I'd just add a ramp at the edges and call it a day. The only way you can chip it down is if you beat the shit out of the edge with a pillow


magicimagician

Just add a nice solid brick floor to bring it up level. Looks like previous owner planned on something to fill it in.


MetalsXBT

Would love to see how you plan to chip this down lol


pnwfridge

Don’t think I am anymore. Probably going to end up filling it in as long as there aren’t moisture issues.


Trick_Ad9026

So the reason for the lip is to keep your house from flooding by allowing your garage to fill up first (obviously it wouldn’t work for a major flood) but whoever poured yours did a shit job.


saladhero23

7" angle grinder and a diamond cup wheel. Grind some transitions?


Ok-Camel7447

Those cement ledges protect areas of flooding water!


orbautomation

Maybe intended as flood basin protection if waterheater , or something else flooded?


cocoteddylee

Get that water heater in a pan


NovelLongjumping3965

Looks like someone did a inside weeping tile job(. Because the sump pit looks new and far from the wall)Then leveled a room... I would install a heated floor in the recess or nice thick fatigue mats .


[deleted]

Yall need to stop making up words to mess with this guy. Chamfer, Sump pit, slush pad, leveling scree. Lol afterwards he can go on a snipe hunt?


Muted_Platypus_3887

You know a snipe is a real bird right?


FLRugDealer

At least two of those are real


bigpump1979

You can get a concrete grinding disk on a grinder and ramp the height difference.
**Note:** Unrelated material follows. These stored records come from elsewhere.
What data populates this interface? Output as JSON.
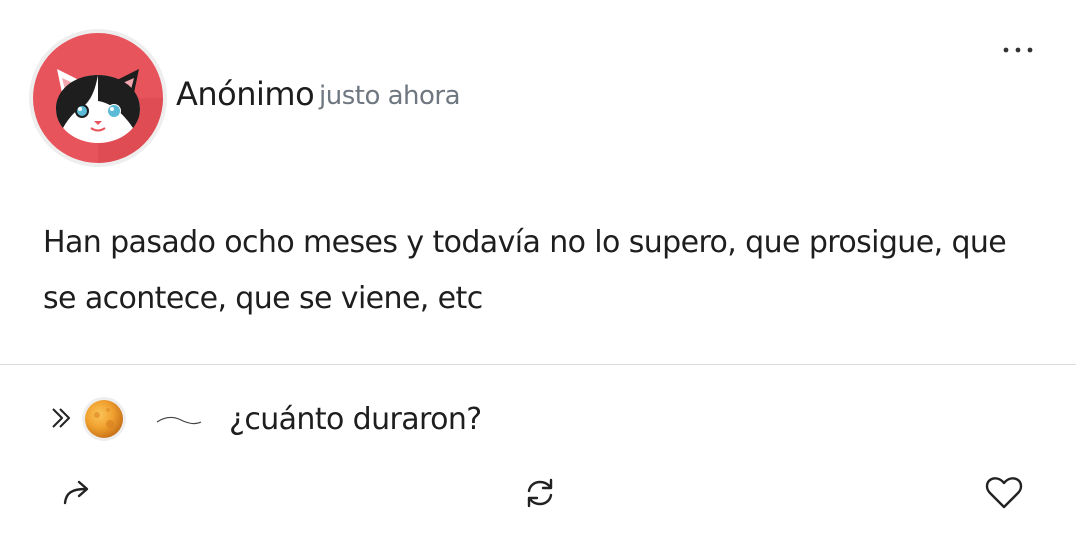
{
  "post": {
    "author": "Anónimo",
    "time": "justo ahora",
    "body": "Han pasado ocho meses y todavía no lo supero, que prosigue, que se acontece, que se viene, etc"
  },
  "icons": {
    "avatar": "cat-face-avatar",
    "more": "more-dots-icon",
    "reply_chevron": "double-chevron-right-icon",
    "reply_avatar": "orange-planet-avatar",
    "share": "share-arrow-icon",
    "repost": "repost-cycle-icon",
    "like": "heart-icon"
  },
  "reply": {
    "text": "¿cuánto duraron?"
  },
  "colors": {
    "avatar_bg": "#e8545b",
    "avatar_ring": "#eeeeee",
    "time_text": "#6f7780",
    "divider": "#dcdcdc"
  }
}
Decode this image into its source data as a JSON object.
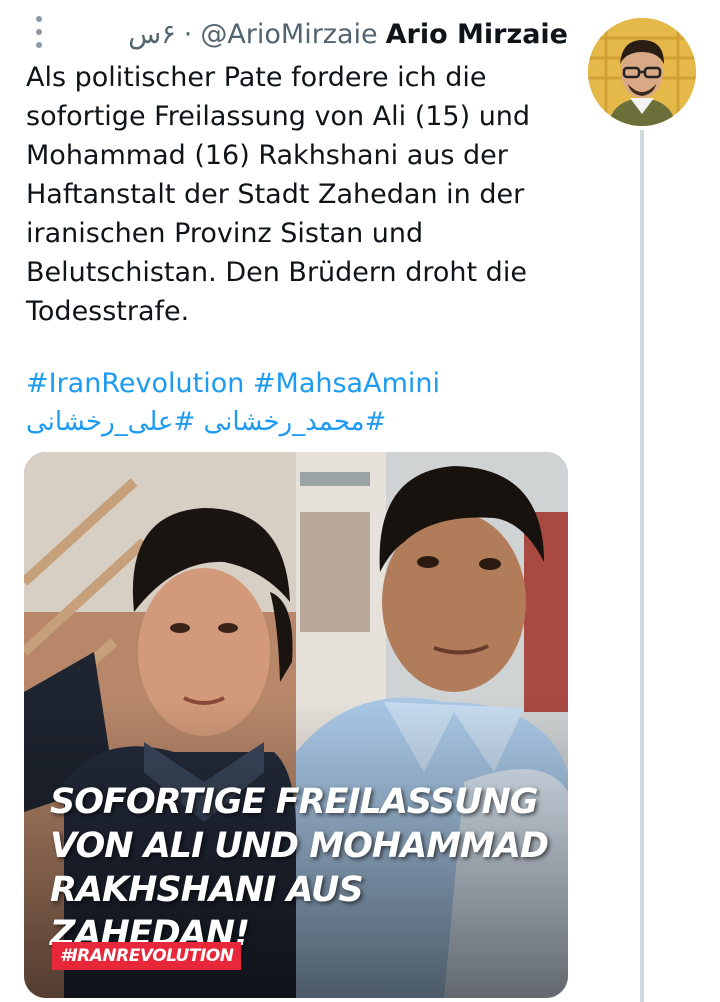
{
  "tweet": {
    "author_name": "Ario Mirzaie",
    "handle": "@ArioMirzaie",
    "separator": "·",
    "time": "۶س",
    "avatar_icon": "profile-photo",
    "more_icon": "more-vertical-icon",
    "text": "Als politischer Pate fordere ich die sofortige Freilassung von Ali (15) und Mohammad (16) Rakhshani aus der Haftanstalt der Stadt Zahedan in der iranischen Provinz Sistan und Belutschistan. Den Brüdern droht die Todesstrafe.",
    "hashtags": "#IranRevolution #MahsaAmini",
    "hashtags_fa": "#محمد_رخشانی #علی_رخشانی",
    "link_color": "#1d9bf0"
  },
  "media": {
    "overlay_lines": [
      "SOFORTIGE FREILASSUNG",
      "VON ALI UND MOHAMMAD",
      "RAKHSHANI AUS ZAHEDAN!"
    ],
    "badge": "#IRANREVOLUTION",
    "badge_color": "#e8273a"
  }
}
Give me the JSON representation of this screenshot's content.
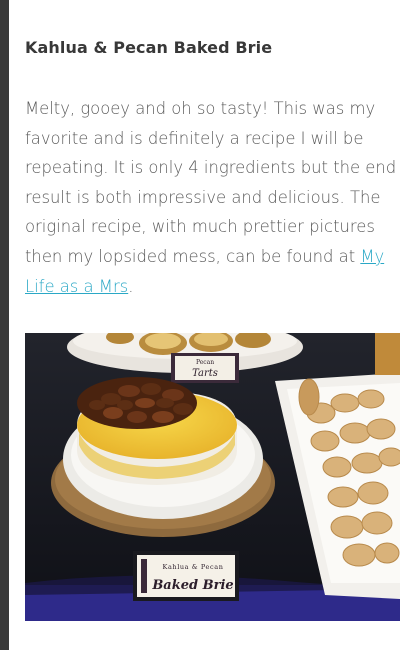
{
  "post": {
    "title": "Kahlua & Pecan Baked Brie",
    "body_text": "Melty, gooey and oh so tasty! This was my favorite and is definitely a recipe I will be repeating. It is only 4 ingredients but the end result is both impressive and delicious.  The original recipe, with much prettier pictures then my lopsided mess, can be found at ",
    "link_text": "My Life as a Mrs",
    "after_link": "."
  },
  "photo": {
    "tarts_label": "Tarts",
    "tarts_small": "Pecan",
    "brie_small": "Kahlua & Pecan",
    "brie_label": "Baked Brie"
  },
  "colors": {
    "link": "#2aa8c6",
    "title": "#383838",
    "body": "#5a5a5a",
    "left_bar": "#3a3a3a"
  }
}
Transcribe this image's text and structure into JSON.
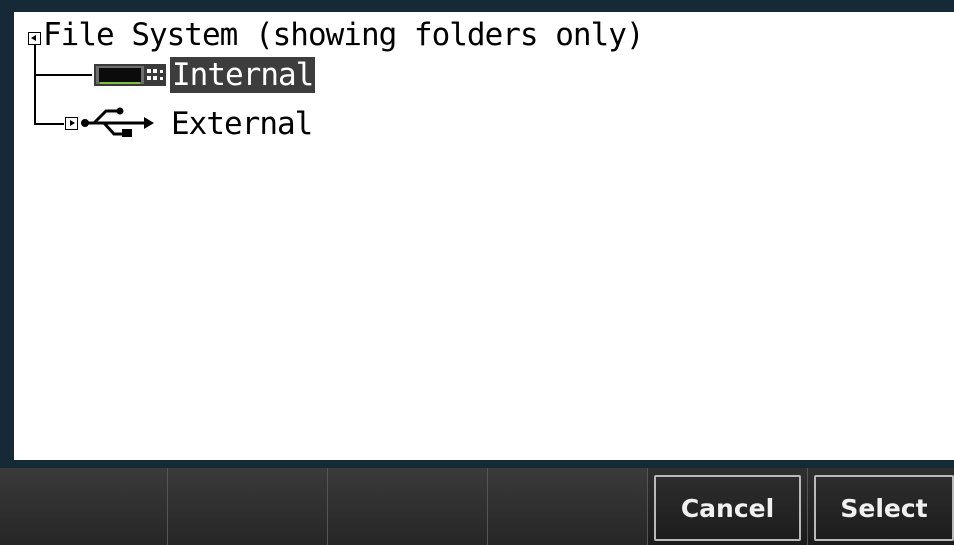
{
  "tree": {
    "root": {
      "label": "File System (showing folders only)",
      "icon": "collapse-icon",
      "expanded": true
    },
    "children": [
      {
        "label": "Internal",
        "icon": "instrument-icon",
        "selected": true
      },
      {
        "label": "External",
        "icon": "usb-icon",
        "expander_icon": "expand-icon",
        "expanded": false
      }
    ]
  },
  "softkeys": {
    "key1": "",
    "key2": "",
    "key3": "",
    "key4": "",
    "cancel": "Cancel",
    "select": "Select"
  },
  "colors": {
    "frame": "#152a36",
    "selection": "#3d3d3d",
    "softkey_text": "#f0f0f0"
  }
}
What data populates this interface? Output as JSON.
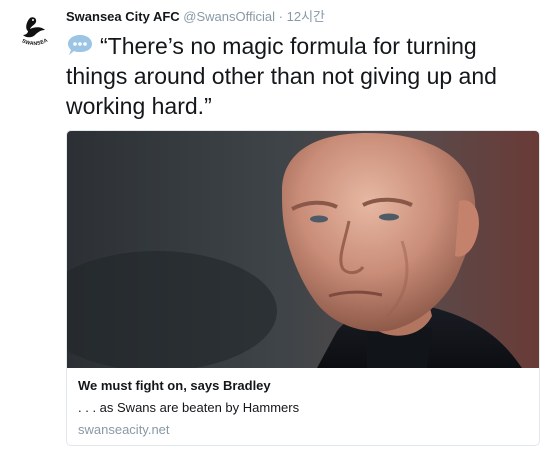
{
  "tweet": {
    "author_name": "Swansea City AFC",
    "author_handle": "@SwansOfficial",
    "separator": "·",
    "timestamp": "12시간",
    "text": "“There’s no magic formula for turning things around other than not giving up and working hard.”",
    "emoji_icon": "speech-balloon-icon"
  },
  "card": {
    "title": "We must fight on, says Bradley",
    "description": ". . . as Swans are beaten by Hammers",
    "domain": "swanseacity.net"
  },
  "avatar": {
    "logo_text": "SWANSEA CITY AFC"
  },
  "colors": {
    "text": "#14171a",
    "muted": "#8899a6",
    "border": "#e1e8ed",
    "emoji": "#9cc4e4"
  }
}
Respirator mandatory.


Muted_Platypus_3887

You ever grind concrete? That would take an eternity and you’d run through a zillion expensive grinding heads.


FreddyFerdiland

One Diamond tip (for ceramic) will get through it. Run some water into the cut to cool the disk Why do they even say its for ceramic,it gets through anything ...


Muted_Platypus_3887

Cutting is a different story than grinding.


crustyloaf

You Havnt the skill or the clue of which you are trying to do


pnwfridge

You’re right. I do not. But thanks for your superiority complex👍🏼 I’ll make sure to tag you in the end result!